Elaine K. Murray of Minneapolis wrote, "So now that we've gotten rid of Laura Ingalls Wilder, let's eliminate Shakespeare … because he was prejudiced against Jews.

"Let's also dump Dickens because he didn't agree with feminism. No writer from the 1800s or earlier conforms to 21st century notions of political correctness."

Jane F. Cox, professor emerita at Iowa State University, also was unhappy. "No single book can give an entire historical perspective from every side and additionally please all people 83 years later," she wrote. "But Laura Ingalls Wilder wrote of what she experienced and she wrote about it well enough so that generations of children and adults have found qualities to love and admire about her."

Children's librarian Mary Dubbs said we can still read and love the books but the ALA was right to change the award. "The kids I see at the library are my primary concern," she wrote. "Does keeping my memory of Wilder's books pristine outweigh the real hurt to Native kids and kids of color that see her held up as the pinnacle of authorship?"

Sarah Park Dahlen, assistant professor of Library and Information Science at St. Catherine University in St. Paul, agrees.

"Please … don't let your nostalgia keep you from knowing and doing what's right by our young people," she wrote.

She urged people to read Louise Erdrich's Birchbark House series and to check out scholar Debbie Reese's blog on how Indians are portrayed in children's books.

But Suzanne B. Libson of Minneapolis worries that as a society, "we are continuingly dumbing everything down. Our history … should be acknowledged and discussed … but not eradicated," she wrote.

Mike Auspos of Ramsey has never read the Wilder books, but he is concerned that we are trying to change history "to better fit our present moral standards." He points out that some of Abraham Lincoln's views would not hold up today. "History is History!" he said.

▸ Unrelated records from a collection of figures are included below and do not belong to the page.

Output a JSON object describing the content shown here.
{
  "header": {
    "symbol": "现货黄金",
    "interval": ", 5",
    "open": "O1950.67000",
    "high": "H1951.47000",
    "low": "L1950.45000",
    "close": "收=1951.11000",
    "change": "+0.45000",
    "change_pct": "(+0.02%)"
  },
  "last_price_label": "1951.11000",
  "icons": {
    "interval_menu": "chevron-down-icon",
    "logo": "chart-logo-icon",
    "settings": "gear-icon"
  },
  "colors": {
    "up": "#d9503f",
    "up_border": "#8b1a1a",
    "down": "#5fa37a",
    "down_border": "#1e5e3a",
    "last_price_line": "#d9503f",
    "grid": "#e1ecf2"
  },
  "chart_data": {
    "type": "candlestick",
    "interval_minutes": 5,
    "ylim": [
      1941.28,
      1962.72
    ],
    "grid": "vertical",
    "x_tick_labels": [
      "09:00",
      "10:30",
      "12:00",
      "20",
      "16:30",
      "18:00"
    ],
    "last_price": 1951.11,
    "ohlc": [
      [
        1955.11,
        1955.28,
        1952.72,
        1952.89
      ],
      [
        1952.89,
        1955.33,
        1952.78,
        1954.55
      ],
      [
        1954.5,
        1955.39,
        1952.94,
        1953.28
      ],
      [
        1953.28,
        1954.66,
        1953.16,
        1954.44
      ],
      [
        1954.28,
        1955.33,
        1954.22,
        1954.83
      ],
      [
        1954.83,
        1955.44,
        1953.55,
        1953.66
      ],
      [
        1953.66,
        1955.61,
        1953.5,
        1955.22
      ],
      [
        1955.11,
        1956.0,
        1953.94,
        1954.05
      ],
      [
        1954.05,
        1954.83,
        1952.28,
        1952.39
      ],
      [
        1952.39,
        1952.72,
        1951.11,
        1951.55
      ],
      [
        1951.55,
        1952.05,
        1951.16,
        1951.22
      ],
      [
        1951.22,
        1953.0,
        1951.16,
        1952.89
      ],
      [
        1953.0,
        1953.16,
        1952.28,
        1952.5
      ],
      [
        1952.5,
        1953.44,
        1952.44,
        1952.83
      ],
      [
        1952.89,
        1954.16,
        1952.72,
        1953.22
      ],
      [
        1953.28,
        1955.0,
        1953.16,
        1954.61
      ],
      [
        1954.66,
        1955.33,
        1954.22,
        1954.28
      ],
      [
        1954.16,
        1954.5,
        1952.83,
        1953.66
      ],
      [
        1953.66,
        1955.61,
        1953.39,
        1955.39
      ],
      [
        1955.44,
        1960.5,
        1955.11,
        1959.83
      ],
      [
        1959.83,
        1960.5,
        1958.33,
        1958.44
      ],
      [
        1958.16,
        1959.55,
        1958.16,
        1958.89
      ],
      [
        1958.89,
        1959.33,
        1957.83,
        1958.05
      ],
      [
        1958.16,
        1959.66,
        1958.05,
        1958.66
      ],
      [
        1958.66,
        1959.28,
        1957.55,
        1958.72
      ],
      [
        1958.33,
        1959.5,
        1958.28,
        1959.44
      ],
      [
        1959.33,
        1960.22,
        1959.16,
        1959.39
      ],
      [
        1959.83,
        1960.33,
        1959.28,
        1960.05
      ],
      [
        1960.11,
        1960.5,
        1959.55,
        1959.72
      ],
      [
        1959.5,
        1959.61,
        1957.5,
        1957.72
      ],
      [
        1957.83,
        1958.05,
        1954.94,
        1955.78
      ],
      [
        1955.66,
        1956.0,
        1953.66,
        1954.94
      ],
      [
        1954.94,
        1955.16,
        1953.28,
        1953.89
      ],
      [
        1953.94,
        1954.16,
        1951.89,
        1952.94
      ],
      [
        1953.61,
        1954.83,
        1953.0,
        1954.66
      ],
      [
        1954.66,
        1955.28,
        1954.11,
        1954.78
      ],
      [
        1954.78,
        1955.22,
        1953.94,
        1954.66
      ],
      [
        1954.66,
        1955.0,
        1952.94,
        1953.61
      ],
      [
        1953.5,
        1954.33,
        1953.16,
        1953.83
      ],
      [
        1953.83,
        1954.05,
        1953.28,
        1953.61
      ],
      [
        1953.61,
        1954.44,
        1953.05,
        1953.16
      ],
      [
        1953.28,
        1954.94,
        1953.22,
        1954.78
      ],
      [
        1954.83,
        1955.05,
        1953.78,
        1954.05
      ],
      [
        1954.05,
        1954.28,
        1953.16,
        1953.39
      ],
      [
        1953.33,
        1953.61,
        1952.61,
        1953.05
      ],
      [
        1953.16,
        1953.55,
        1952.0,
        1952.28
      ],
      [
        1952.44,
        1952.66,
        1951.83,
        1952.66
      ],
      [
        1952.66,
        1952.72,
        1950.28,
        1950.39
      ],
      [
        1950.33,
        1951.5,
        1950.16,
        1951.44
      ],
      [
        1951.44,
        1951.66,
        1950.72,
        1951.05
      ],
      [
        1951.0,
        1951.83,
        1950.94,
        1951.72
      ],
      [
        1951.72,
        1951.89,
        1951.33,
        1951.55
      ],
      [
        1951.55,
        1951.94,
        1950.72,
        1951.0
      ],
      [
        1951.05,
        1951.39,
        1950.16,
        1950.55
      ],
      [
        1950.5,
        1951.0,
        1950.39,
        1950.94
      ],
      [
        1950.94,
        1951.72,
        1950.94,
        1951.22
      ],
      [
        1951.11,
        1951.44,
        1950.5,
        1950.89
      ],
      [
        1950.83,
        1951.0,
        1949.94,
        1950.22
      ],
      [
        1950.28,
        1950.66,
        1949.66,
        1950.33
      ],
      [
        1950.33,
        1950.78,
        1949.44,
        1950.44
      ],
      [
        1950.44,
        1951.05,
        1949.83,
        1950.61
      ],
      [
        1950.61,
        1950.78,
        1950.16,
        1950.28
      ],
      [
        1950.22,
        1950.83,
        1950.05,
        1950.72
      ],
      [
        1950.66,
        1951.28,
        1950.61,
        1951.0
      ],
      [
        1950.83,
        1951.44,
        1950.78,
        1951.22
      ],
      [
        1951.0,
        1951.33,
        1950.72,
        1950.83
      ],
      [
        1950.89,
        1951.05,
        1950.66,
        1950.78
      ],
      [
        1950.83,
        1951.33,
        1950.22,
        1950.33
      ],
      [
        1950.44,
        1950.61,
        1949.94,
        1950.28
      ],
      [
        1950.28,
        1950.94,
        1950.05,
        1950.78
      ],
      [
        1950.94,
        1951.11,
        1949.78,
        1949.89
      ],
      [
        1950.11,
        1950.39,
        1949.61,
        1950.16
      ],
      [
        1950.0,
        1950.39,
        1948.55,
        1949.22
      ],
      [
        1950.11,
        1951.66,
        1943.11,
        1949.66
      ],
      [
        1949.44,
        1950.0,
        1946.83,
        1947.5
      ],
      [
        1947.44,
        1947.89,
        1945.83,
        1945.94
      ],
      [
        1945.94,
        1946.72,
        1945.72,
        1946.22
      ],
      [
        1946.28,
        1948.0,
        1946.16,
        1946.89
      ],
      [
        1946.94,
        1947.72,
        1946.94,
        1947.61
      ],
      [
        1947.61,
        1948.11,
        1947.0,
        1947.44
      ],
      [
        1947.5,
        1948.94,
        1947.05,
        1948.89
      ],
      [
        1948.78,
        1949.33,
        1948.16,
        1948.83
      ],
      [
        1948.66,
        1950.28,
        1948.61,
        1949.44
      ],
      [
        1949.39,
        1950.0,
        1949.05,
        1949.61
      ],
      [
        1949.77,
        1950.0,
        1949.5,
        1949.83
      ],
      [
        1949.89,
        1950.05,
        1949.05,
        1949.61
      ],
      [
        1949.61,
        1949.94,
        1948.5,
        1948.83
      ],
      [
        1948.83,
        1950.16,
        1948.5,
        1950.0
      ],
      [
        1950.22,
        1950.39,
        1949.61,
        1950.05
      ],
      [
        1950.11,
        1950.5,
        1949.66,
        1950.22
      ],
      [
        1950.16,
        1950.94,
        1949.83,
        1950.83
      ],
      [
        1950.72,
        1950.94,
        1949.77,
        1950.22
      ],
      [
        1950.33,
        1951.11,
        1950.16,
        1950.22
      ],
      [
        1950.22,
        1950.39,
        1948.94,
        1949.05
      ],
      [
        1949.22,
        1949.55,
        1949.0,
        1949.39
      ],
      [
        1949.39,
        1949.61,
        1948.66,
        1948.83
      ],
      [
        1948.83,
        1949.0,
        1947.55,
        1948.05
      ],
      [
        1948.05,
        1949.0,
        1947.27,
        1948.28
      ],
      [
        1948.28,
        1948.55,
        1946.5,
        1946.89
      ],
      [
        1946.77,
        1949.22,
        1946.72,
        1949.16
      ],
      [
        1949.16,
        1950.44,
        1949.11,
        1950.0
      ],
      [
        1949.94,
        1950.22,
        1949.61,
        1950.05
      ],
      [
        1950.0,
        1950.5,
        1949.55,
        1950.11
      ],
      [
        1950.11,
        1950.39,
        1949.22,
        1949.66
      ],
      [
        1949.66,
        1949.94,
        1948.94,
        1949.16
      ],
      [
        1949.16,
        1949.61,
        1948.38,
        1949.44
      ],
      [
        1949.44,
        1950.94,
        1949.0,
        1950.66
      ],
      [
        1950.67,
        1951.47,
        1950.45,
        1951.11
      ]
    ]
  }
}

Kim Randall, a member of Oklahoma's Delaware Tribe, is conflicted. "Our history is complex and fraught with bad behavior," she wrote. "We can't lose sight of great contributions to our culture because our point of view changes. I don't necessarily have an objection to changing the name of the award. But I do have a problem with that leading to a loss of our history."

But renaming the award is not sanitizing history, said poet Sun Yung Shin. "Some people have woken up to the racism in the books that others always saw, and decided that champions of children's literature deserve a better role model."

So who gets the last word? Perhaps Caroline Fraser, author of the Wilder biography "Prairie Fires," which won both the National Book Critics Circle biography award and the Pulitzer Prize.

"Each generation revises the literary canon," Fraser wrote in the Washington Post. "While the answer to racism is not to impose purity retroactively or to disappear titles from shelves, no 8-year-old Dakota child should have to listen to an uncritical reading of 'Little House on the Prairie.'

"But no white American should be able to avoid the history it has to tell."